Putting on the Five-Finger Vibrams

The other major purchase that I integrated into my life has been the Vibram 5 Finger shoes.  These have definitely been a game changer in several ways.  The Vibram shoes are ultra-slim and provide toe slots unlike the regular shoe.  They're used in what is regarded as barefoot or nearly barefoot running.
5 finger Vibram shoes
Lasted just under a year

After hearing a lot about these shoes and how they help your posture and movement all around from my chiropractor and seeing several people wearing them, I took the plunge and bought a pair.  When I first go them, they took me 5-6 minutes to get on (this is something that fades with time as your toes and you adjust to putting them on--it takes me less than 1 minute now).  I started to go for walks with them and I kept increasing the walks.  First, it was just trying them on and moving about, but soon I was doign 2-3 mile hikes 1-2 times a day.  I called them hikes because I was going walking from where I lived to coffee shops in Salem to do various work.  In self-transporting, I would also need to bring my laptop and several books--usually adding up to 20-30 points of additional weight (not an exageration either).  After doing this for about a month, I went on a lark and ran around Lake Quannapowit in Wakefield.  I ran most of the the first time and by the following week, I was running it entirely.  I was really impressed with how much I could slip into the running.

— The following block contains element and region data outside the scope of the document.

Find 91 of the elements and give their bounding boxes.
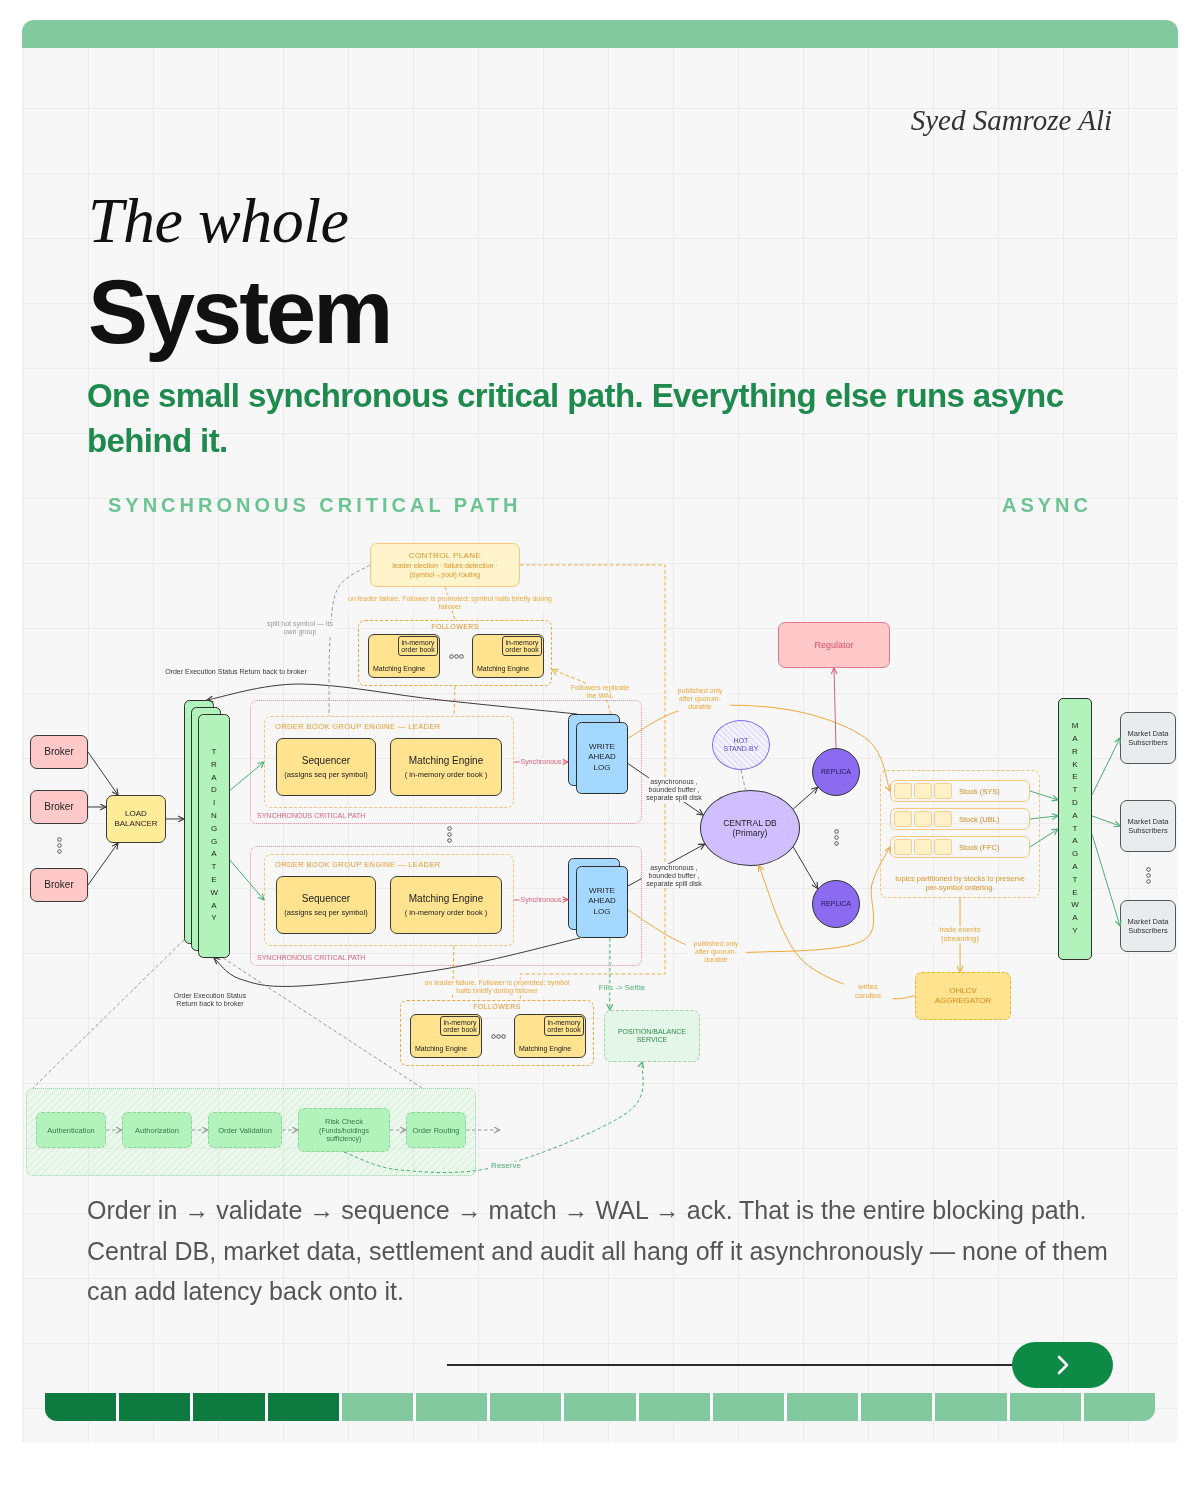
component-name: Matching Engine [408, 893, 484, 905]
component-name: WRITE AHEAD LOG [588, 886, 616, 918]
broker-box [30, 868, 88, 902]
matching-engine-box [390, 876, 502, 934]
dashed-connector-line [32, 939, 185, 1089]
broker-box [30, 790, 88, 824]
arrow [1091, 737, 1121, 796]
arrow [1091, 833, 1122, 927]
followers-group [400, 1000, 594, 1066]
followers-group [358, 620, 552, 686]
dashed-arrow [343, 1061, 645, 1173]
arrow [792, 786, 819, 810]
dashed-arrow [105, 1126, 123, 1134]
component-name: MARKET DATA GATEWAY [1071, 720, 1079, 937]
component-name: Matching Engine [408, 755, 484, 767]
edge-label: Reserve [490, 1161, 522, 1171]
component-name: Broker [44, 879, 74, 891]
component-name: Broker [44, 801, 74, 813]
gateway-stack [184, 700, 230, 958]
topic-row [890, 808, 1030, 830]
pipeline-step [406, 1112, 466, 1148]
arrow [1029, 813, 1059, 820]
dashed-arrow [465, 1126, 501, 1134]
dashed-arrow [281, 1126, 299, 1134]
dashed-arrow [606, 937, 614, 1011]
pipeline-group [26, 1088, 476, 1176]
log-stack [568, 714, 628, 794]
page-title: The whole System [88, 184, 391, 364]
caption-paragraph: Order in → validate → sequence → match → WAL → ack. That is the entire blocking path. Central DB, market data, settlement and audit all hang off it asynchronously — none of them can add latency back onto it. [87, 1195, 1109, 1307]
component-name: Broker [44, 746, 74, 758]
section-heading: SYNCHRONOUS CRITICAL PATH [108, 493, 522, 518]
sequencer-box [276, 876, 376, 934]
arrow [830, 667, 838, 749]
arrow [229, 859, 265, 901]
regulator-box [778, 622, 890, 668]
topic-group [880, 770, 1040, 898]
component-name: CENTRAL DB (Primary) [722, 817, 778, 839]
component-name: OHLCV AGGREGATOR [933, 986, 993, 1006]
arrow [87, 751, 119, 796]
component-name: Sequencer [301, 893, 351, 905]
dashed-connector-line [328, 564, 371, 717]
component-name: CONTROL PLANE [408, 550, 482, 561]
dashed-connector-line [222, 957, 423, 1089]
edge-label: Fills -> Settle [597, 983, 647, 993]
topic-row [890, 780, 1030, 802]
arrow [1091, 815, 1121, 828]
market-data-gateway-bar [1058, 698, 1092, 960]
dashed-connector-line [444, 586, 456, 621]
log-stack [568, 858, 628, 938]
dashed-connector-line [740, 769, 747, 791]
leader-group [264, 854, 514, 946]
component-name: Sequencer [301, 755, 351, 767]
leader-group [264, 716, 514, 808]
engine-box [368, 634, 440, 678]
subscriber-box [1120, 712, 1176, 764]
engine-box [410, 1014, 482, 1058]
control-plane-box [370, 543, 520, 587]
service-box [604, 1010, 700, 1062]
matching-engine-box [390, 738, 502, 796]
arrow [87, 803, 107, 811]
arrow [1029, 790, 1059, 802]
pipeline-step [36, 1112, 106, 1148]
aggregator-box [915, 972, 1011, 1020]
broker-box [30, 735, 88, 769]
pipeline-step [208, 1112, 282, 1148]
author-name: Syed Samroze Ali [910, 103, 1112, 138]
topic-row [890, 836, 1030, 858]
dashed-connector-line [519, 564, 666, 1001]
subscriber-box [1120, 800, 1176, 852]
section-heading: ASYNC [1002, 493, 1092, 518]
sequencer-box [276, 738, 376, 796]
arrow [87, 842, 119, 886]
arrow [229, 761, 265, 791]
pipeline-step [122, 1112, 192, 1148]
arrow [1029, 828, 1059, 848]
pipeline-step [298, 1108, 390, 1152]
dashed-arrow [191, 1126, 209, 1134]
component-name: Regulator [814, 639, 854, 651]
subtitle: One small synchronous critical path. Everything else runs async behind it. [87, 376, 1065, 461]
arrow [792, 846, 819, 890]
engine-box [472, 634, 544, 678]
arrow [206, 683, 578, 715]
arrow [213, 937, 581, 987]
arrow [165, 815, 185, 823]
engine-box [514, 1014, 586, 1058]
dashed-arrow [389, 1126, 407, 1134]
subscriber-box [1120, 900, 1176, 952]
load-balancer-box [106, 795, 166, 843]
component-name: TRADING GATEWAY [210, 746, 218, 925]
component-name: LOAD BALANCER [113, 809, 159, 829]
component-name: WRITE AHEAD LOG [588, 742, 616, 774]
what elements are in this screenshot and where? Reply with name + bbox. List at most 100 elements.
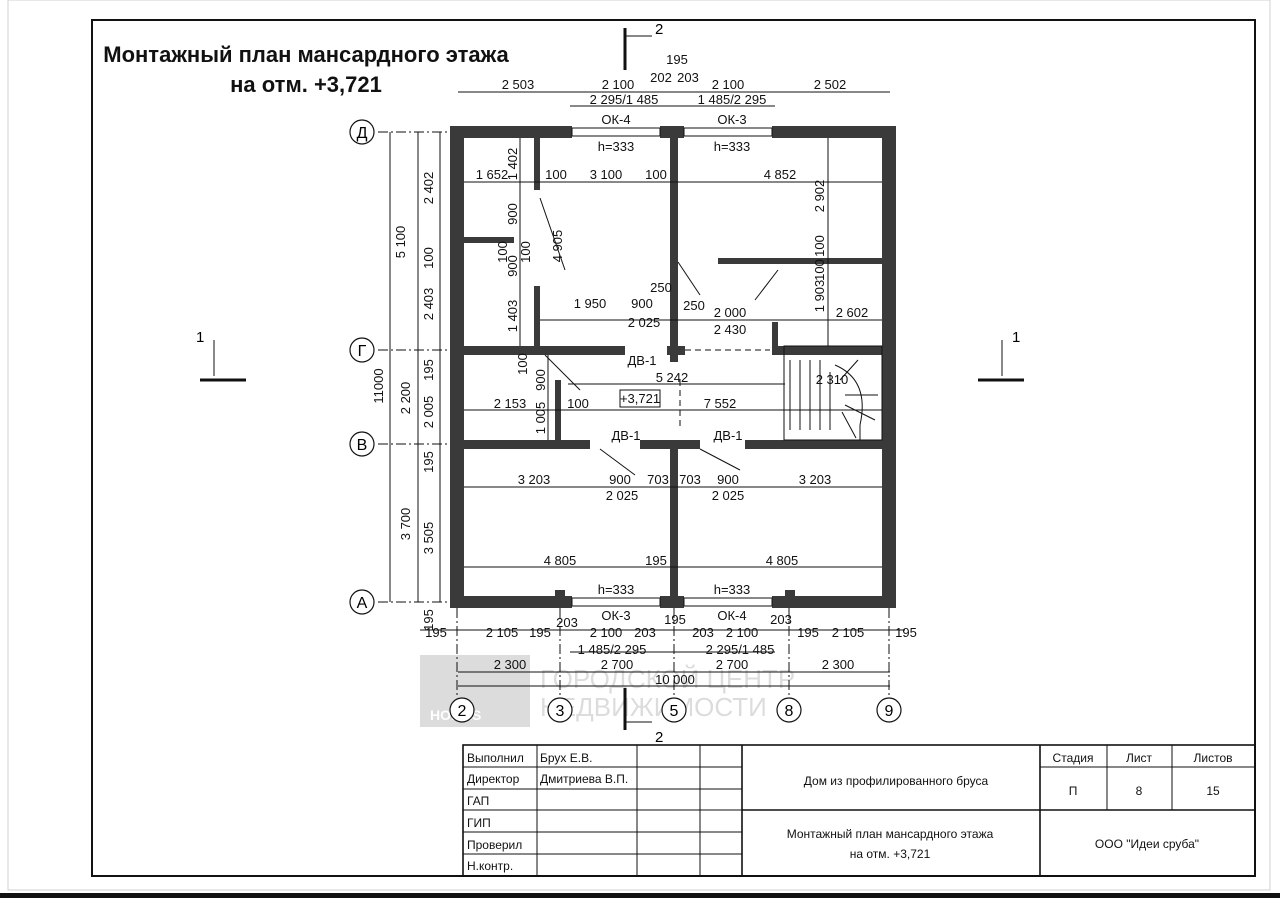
axis-label-v: В bbox=[357, 437, 368, 454]
stair-box bbox=[783, 345, 883, 441]
tb-stage-label: Стадия bbox=[1053, 751, 1094, 765]
bottom-dim-6: 203 bbox=[692, 625, 714, 640]
top-dim-3: 202 bbox=[650, 70, 672, 85]
int-dim-2: 100 bbox=[545, 167, 567, 182]
tb-stage: П bbox=[1069, 784, 1078, 798]
left-dim-outer-1: 5 100 bbox=[393, 226, 408, 259]
window-top-left bbox=[571, 127, 661, 137]
left-dim-outer-total: 11000 bbox=[371, 368, 386, 403]
left-dim-inner-3: 2 403 bbox=[421, 288, 436, 321]
top-dim-row2-1: 2 295/1 485 bbox=[590, 92, 659, 107]
int-dim-20: 2 430 bbox=[714, 322, 747, 337]
int-dim-11: 900 bbox=[505, 255, 520, 277]
left-dim-outer-3: 3 700 bbox=[398, 508, 413, 541]
axis-lines bbox=[378, 131, 890, 696]
dimension-lines bbox=[389, 91, 905, 687]
axis-bubble-d bbox=[349, 119, 375, 145]
section-label-left: 1 bbox=[196, 329, 204, 346]
int-dim-23: 1 403 bbox=[505, 300, 520, 333]
int-dim-12: 4 905 bbox=[550, 230, 565, 263]
int-dim-15: 1 950 bbox=[574, 296, 607, 311]
bottom-bar bbox=[0, 893, 1280, 898]
page-edge bbox=[7, 0, 1271, 891]
top-dimensions: 2 503 2 100 202 203 2 100 2 502 195 2 29… bbox=[502, 52, 847, 154]
int-dim-29: 2 153 bbox=[494, 396, 527, 411]
stair-curve bbox=[834, 364, 863, 440]
top-dim-6: 2 502 bbox=[814, 77, 847, 92]
left-dim-inner-7: 3 505 bbox=[421, 522, 436, 555]
wall-center-upper bbox=[670, 126, 678, 362]
tb-sheet-label: Лист bbox=[1126, 751, 1153, 765]
watermark-line-1: ГОРОДСКОЙ ЦЕНТР bbox=[540, 664, 795, 694]
top-window-1: ОК-4 bbox=[601, 112, 630, 127]
bottom-height-1: h=333 bbox=[598, 582, 635, 597]
axis-label-g: Г bbox=[358, 343, 367, 360]
axis-bubble-v bbox=[349, 431, 375, 457]
left-dim-inner-5: 2 005 bbox=[421, 396, 436, 429]
axis-bubble-3 bbox=[547, 697, 573, 723]
left-dim-inner-8: 195 bbox=[421, 609, 436, 631]
partition-2 bbox=[534, 286, 540, 348]
bottom-dim-row3-3: 2 700 bbox=[716, 657, 749, 672]
tb-name-2: Дмитриева В.П. bbox=[540, 772, 628, 786]
door-line-5 bbox=[599, 448, 636, 476]
bottom-small-3: 203 bbox=[770, 612, 792, 627]
wall-g-right bbox=[772, 346, 896, 355]
int-dim-4: 100 bbox=[645, 167, 667, 182]
int-dim-30: 100 bbox=[567, 396, 589, 411]
wall-top-c bbox=[772, 126, 896, 138]
axis-label-3: 3 bbox=[556, 703, 565, 720]
int-dim-5: 4 852 bbox=[764, 167, 797, 182]
bottom-dim-row3-1: 2 300 bbox=[494, 657, 527, 672]
int-dim-39: 900 bbox=[717, 472, 739, 487]
tb-sheets: 15 bbox=[1206, 784, 1220, 798]
top-window-2: ОК-3 bbox=[717, 112, 746, 127]
int-dim-18: 250 bbox=[683, 298, 705, 313]
int-dim-40: 3 203 bbox=[799, 472, 832, 487]
int-dim-37: 703 bbox=[647, 472, 669, 487]
axis-label-2: 2 bbox=[458, 703, 467, 720]
int-dim-38: 703 bbox=[679, 472, 701, 487]
tb-project: Дом из профилированного бруса bbox=[804, 774, 989, 788]
bottom-dim-2: 2 105 bbox=[486, 625, 519, 640]
bottom-dim-10: 195 bbox=[895, 625, 917, 640]
bottom-dim-5: 203 bbox=[634, 625, 656, 640]
int-dim-27: 5 242 bbox=[656, 370, 689, 385]
tb-sheet-title-1: Монтажный план мансардного этажа bbox=[787, 827, 994, 841]
bottom-window-1: ОК-3 bbox=[601, 608, 630, 623]
top-dim-extra: 195 bbox=[666, 52, 688, 67]
section-labels: 1 1 2 2 bbox=[196, 21, 1020, 746]
section-label-bottom: 2 bbox=[655, 729, 663, 746]
drawing-title-line-2: на отм. +3,721 bbox=[230, 72, 382, 97]
axis-label-8: 8 bbox=[785, 703, 794, 720]
int-dim-21: 1 903 bbox=[812, 280, 827, 313]
bottom-dimensions: 195 2 105 195 2 100 203 203 2 100 195 2 … bbox=[425, 582, 917, 687]
top-dim-2: 2 100 bbox=[602, 77, 635, 92]
int-door-2: ДВ-1 bbox=[611, 428, 640, 443]
int-dim-22: 2 602 bbox=[836, 305, 869, 320]
tb-sheet-title-2: на отм. +3,721 bbox=[850, 847, 931, 861]
door-line-1 bbox=[539, 197, 566, 271]
wall-top-a bbox=[450, 126, 572, 138]
wall-bottom-c bbox=[772, 596, 896, 608]
bottom-dim-row2-2: 2 295/1 485 bbox=[706, 642, 775, 657]
section-marks bbox=[200, 28, 1024, 730]
int-dim-35: 3 203 bbox=[518, 472, 551, 487]
int-dim-7: 2 902 bbox=[812, 180, 827, 213]
bottom-small-2: 195 bbox=[664, 612, 686, 627]
elevation-mark: +3,721 bbox=[620, 391, 660, 406]
bottom-dim-7: 2 100 bbox=[726, 625, 759, 640]
window-bottom-right bbox=[683, 597, 773, 607]
int-dim-36: 900 bbox=[609, 472, 631, 487]
axis-label-5: 5 bbox=[670, 703, 679, 720]
axis-labels: Д Г В А 2 3 5 8 9 bbox=[357, 125, 894, 720]
top-height-2: h=333 bbox=[714, 139, 751, 154]
top-dim-1: 2 503 bbox=[502, 77, 535, 92]
axis-label-d: Д bbox=[357, 125, 368, 142]
partition-3 bbox=[464, 237, 514, 243]
int-dim-9: 900 bbox=[505, 203, 520, 225]
section-label-right: 1 bbox=[1012, 329, 1020, 346]
left-dim-outer-2: 2 200 bbox=[398, 382, 413, 415]
section-label-top: 2 bbox=[655, 21, 663, 38]
bottom-dim-row2-1: 1 485/2 295 bbox=[578, 642, 647, 657]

By the end of summer and early fall, I was running 5-6 miles regularly.  With some urging from my brother and sister-in-law, I ran my first race.  By seasons' end, I had hit the high watermark of 7.2 miles.  All from having hated running my whole life and now, enjoying it enough to do this.
5 finger Vibram shoes and foot wear
Worn out, but awesome!

Gotta be the Shoes?  Yes.  Someone out there may try to argue differently for me, but the shoes made the difference.  I'm a large guy.  235 pounds, 5'11, and a wide frame.  Not a runner's frame by far.  Every time I've tried to run before, it wore and hurt on my body, and I was never really capable of keeping a solid rhythm of movement with my body that worked with my breathing.  None of it came together.  But when I run with the Vibrams, that disappears.  Because I cannot slap my feet away on the pavement, I have to regulate my pace and step to work with the impact, not against it.  While this means I certainly don't move fast (and I never will), I do feel the fluidity of movement with the Vibrams that I can never seem to have when I am running with normal shoes.

Merrell and Vibrams

I liked the thin-sole of the Vibrams enough that I also bought a pair of Merrell's that uses the Vibram soul, but makes a more-normal-looking shell.  These I wear almost every day to further enjoy the dynamics that the Vibrams provide.
Merrell shoes with a vibram sole.
Look normal, but still got

So with the increase of running has come a significant amount of health benefits and just overall feeling better about myself.  There are two major differences that I found most interesting.  The first is that the structure of my foot changed (for the better).  Besides becoming more muscular, they developed more of an arch and my toes have more movement (and a good grip).  The other effect is that overall, my feet feel more planted in the ground when I step and I have a much stronger sense of balance.  All of which makes sense given that my feet are being used more directly than being muted out by regular shoes.

1 year later and my choices seemed to have been solid ones indeed.  I'm 15 pounds lighter.  I'm running (and even training for a half marathon) and overall, I just feel good.  Last Wednesday (June 20), I had an amusing insight that I shared on Twitter: "last year around this time, I began walking to work...today, I ran...#awesome #running."  So if you're looking for a change of some sort, I would recommend either or both of these--though not without some consideration of if they would fit your current life/work/personal demands.